Pine Forest (19.5 x 27.5)

Pine Forest

   Years ago somebody decided to plant Christmas trees here. I imagine it was a despairing decision, since the area was impossibly hilly, gravely and sandy.

   There is not much human habitation around here now, but there was a hundred years ago. There is a ruined house that the family calls, "Divine Ruin", because a woman named Miss Devine lived there. When I was a kid it used to have floors inside and a roof, but every year something else gave up to rot and time and then collapsed, and now there are four walls made of stone waiting to fall down.

   As the house fell down, the Christmas trees grew up. Now they are living telephone poles, each reaching up to a sky crossed with crows and turkey buzzards floating in circles above. The wind whishes through the branches high up and only the deer walk on the soft ground covered with a million needles.

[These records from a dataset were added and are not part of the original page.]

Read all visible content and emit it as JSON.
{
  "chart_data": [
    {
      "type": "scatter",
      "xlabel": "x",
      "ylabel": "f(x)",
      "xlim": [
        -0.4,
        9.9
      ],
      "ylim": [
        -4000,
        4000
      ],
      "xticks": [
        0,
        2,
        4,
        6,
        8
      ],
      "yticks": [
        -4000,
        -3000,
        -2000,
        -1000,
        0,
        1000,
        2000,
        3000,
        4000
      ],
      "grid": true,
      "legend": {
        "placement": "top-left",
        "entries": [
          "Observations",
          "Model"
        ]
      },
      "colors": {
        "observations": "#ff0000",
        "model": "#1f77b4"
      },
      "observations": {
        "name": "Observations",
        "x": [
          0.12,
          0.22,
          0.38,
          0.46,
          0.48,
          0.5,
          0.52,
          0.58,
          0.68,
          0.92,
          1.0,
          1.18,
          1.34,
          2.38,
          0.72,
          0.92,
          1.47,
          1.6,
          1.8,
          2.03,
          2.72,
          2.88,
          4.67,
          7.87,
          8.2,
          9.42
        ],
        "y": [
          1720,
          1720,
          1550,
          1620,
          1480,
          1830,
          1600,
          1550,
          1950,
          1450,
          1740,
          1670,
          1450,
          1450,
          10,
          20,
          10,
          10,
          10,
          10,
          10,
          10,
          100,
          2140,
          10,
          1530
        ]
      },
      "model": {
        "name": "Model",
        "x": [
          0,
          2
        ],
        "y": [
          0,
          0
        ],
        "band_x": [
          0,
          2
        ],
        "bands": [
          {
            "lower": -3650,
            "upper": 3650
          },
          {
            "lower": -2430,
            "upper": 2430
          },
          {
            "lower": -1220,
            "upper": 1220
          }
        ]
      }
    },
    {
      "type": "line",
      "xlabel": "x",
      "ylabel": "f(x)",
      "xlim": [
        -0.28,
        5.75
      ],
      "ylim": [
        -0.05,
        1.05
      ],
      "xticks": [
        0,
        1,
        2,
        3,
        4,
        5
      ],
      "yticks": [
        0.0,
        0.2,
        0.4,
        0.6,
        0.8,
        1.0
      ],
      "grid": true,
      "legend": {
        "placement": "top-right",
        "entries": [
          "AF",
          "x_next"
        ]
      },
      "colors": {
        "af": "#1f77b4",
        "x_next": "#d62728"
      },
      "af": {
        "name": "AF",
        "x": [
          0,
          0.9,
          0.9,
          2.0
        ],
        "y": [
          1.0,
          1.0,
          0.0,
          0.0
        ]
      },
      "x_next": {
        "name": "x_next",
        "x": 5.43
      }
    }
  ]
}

   I know that before Miss Devine lived here there were other buildings which are gone now. When we dig up the fields nearby, bits of plates and door knobs come up, and there are holes with vaguely rectangular shapes which are the old foundations of the ghost buildings. Lilacs mark their corners.

   The wind has the voices of Miss Devine and these other people who had real lives long ago before me. 

   Time moves backwards here, the growth of the little Christmas trees remaking the forest where it once was - big, overgrown and wild, full of animals; coyotes at night and chickadees and squirrels in the day.

   The grass swishes back to old farm houses and the warm sun on my skin heats the soil of past gardens. Miss Devine bakes an apple pie, and the smell of pine needles mixes with its' cooling on the window ledge.